Coconi, futur « centre touristique de la biodiversité et de l’eau »

Une visite au pied de la cascade de Barakani, une des plus hautes de l'île, a permis à la Fédération mahoraise des associations environnementales de parler de l'eau sous toutes ses coutures. Des tissus qui polluent les berges aux produits qui tuent les rivières en passant par un vaste projet touristique et éducatif qui ferait de Coconi une destination à part entière "pour tous les Mahorais".

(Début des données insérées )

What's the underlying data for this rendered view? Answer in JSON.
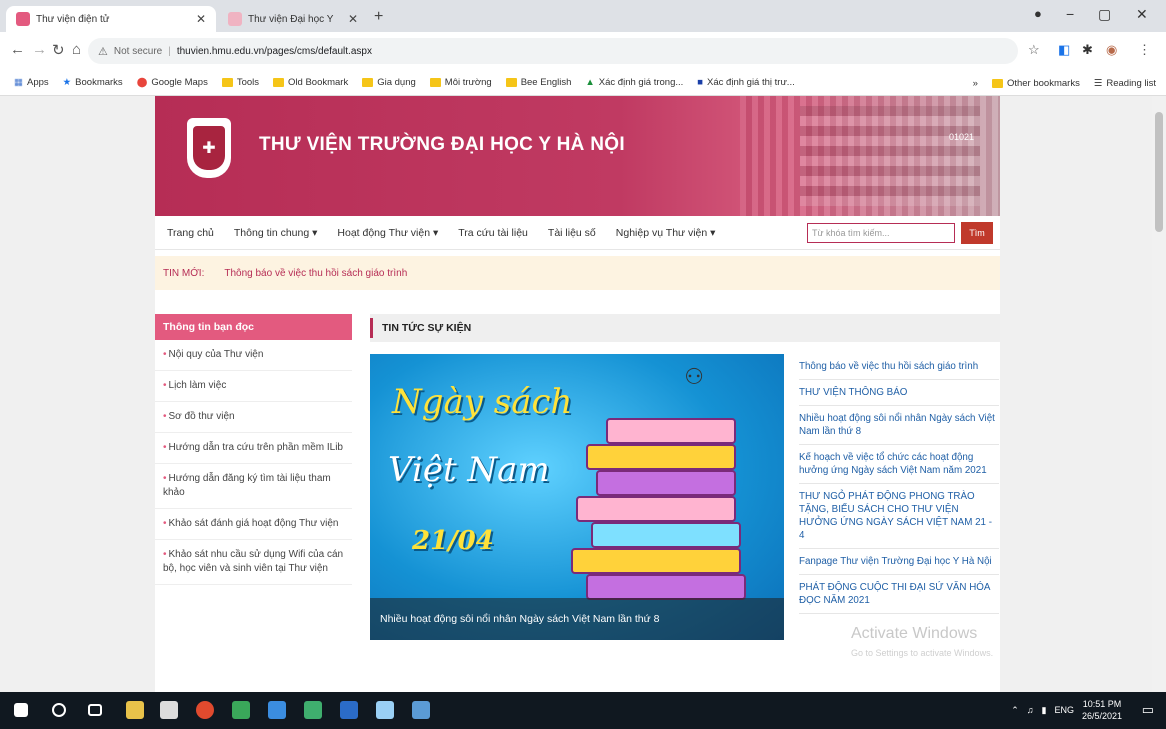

Au pied de la cascade, la petite troupe composée de représentants du Département, de l’Etat, de la municipalité de Ouangani et de plusieurs associations environnementales, échange malgré le fracas assourdissant de l’eau qui tombe sur un tas de rochers, témoignage d’un vieil éboulement. A leurs pieds, d’innombrables déchets, de la fiole en verre à la bouteille de javel en passant par des tissus en pagaille. Chacun d’eux, à leur manière, participe à faire de la rivière, lieu de vie par excellence, un milieu stérile. La javel en tuant dans l’eau les alevins, larves d’insectes et autres écrevisses qui nourrissaient jadis les villageois. Les tissus, en recouvrant les berges, interdisant toute repousse de la végétation. Le reste, en faisant de ce site magique un endroit, disons le sans détour, dégueulasse.

En haut de la cascade, un homme accompagné de son jeune fils fait sa lessive, en utilisant un savon de Marseille, une des solutions les plus respectueuses de la rivière. En contrebas, l’eau blanchâtre et la mousse qui recouvre les rochers laisse à penser que le petit savon blanc de notre lavandier est loin d’être l’option privilégiée par tous les usagers du lieu.

Au sein du groupe, Ali Madi, président de la Fédération mahoraise des associations environnementales, pose le contexte, et plusieurs constats alarmants.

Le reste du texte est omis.